Distribution controversée de préservatifs aux étudiants

La position des États-Unis sur la question de la sexualité est assez contrastée. Alors que des préservatifs sont distribués gratuitement à certains étudiants américains, les cours d’éducation sexuelle sont interdits dans d’autres États.

Accès gratuit aux préservatifs pour les plus de 12 ans
Un comité américain situé à Springfield vient d’approuver une politique de protection contre les maladies sexuellement transmissibles. Les étudiants âgés de plus de 12 ans disposeront bientôt d’un accès gratuit aux préservatifs. L’objectif de cette réforme est de diminuer le nombre de grossesses chez les jeunes adolescentes et la transmission de certaines maladies graves. Les parents d’élèves seront néanmoins informés de la mise en œuvre de cette nouvelle disposition : ils pourront ainsi refuser que leur enfant ait accès à cette distribution de préservatifs.

Cependant, une campagne de sensibilisation actuellement menée aux États-Unis tend à démontrer tout l’intérêt de cette réforme. Les étudiantes enceintes sont en effet susceptibles d’abandonner leurs études pour élever leur enfant. Pour la maire de Springfield, Domenic J. Sarno, il est donc d’intérêt national que les jeunes adolescents puissent avoir un accès facile à ces moyens de protection.

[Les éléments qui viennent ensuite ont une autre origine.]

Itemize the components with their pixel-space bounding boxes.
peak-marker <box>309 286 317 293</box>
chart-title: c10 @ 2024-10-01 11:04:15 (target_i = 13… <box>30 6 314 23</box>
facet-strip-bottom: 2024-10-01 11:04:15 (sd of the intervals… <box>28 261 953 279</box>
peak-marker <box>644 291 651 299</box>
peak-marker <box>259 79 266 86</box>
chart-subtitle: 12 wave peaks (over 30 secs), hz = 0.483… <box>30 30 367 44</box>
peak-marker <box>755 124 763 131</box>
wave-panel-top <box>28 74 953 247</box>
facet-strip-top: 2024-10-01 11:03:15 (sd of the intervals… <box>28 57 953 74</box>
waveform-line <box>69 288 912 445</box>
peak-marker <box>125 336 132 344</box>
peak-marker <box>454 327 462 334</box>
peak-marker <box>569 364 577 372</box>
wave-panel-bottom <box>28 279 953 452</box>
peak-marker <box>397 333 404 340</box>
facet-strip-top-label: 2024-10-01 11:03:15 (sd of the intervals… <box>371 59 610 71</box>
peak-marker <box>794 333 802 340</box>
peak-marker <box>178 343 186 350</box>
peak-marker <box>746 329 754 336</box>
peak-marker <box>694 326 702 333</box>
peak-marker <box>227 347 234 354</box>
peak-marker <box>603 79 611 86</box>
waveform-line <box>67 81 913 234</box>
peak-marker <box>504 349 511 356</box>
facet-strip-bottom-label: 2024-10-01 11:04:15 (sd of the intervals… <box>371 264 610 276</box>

L’éducation sexuelle censurée dans l’Utah
Le continent américain reste pourtant assez indécis sur la question de la sexualité. Alors que des préservatifs vont être gratuitement mis à disposition des étudiants de Springfield, quelques États américains refusent encore jusqu’à la création de cours d’éducation sexuelle. C’est notamment le cas de l’Utah qui interdit tout cours visant à démontrer que les moyens de contraception servent à éviter les grossesses ou à ne pas transmettre de maladies.

Aborder les questions de l’homosexualité et de la sexualité avant le mariage est également interdit dans cet État très conservateur. L’abstinence sera donc prônée, politique qui risque de servir d’exemple pour de nombreux autres États américains. Trente-sept d’entre eux chercheraient déjà à présenter l’abstinence comme étant le meilleur moyen de contraception.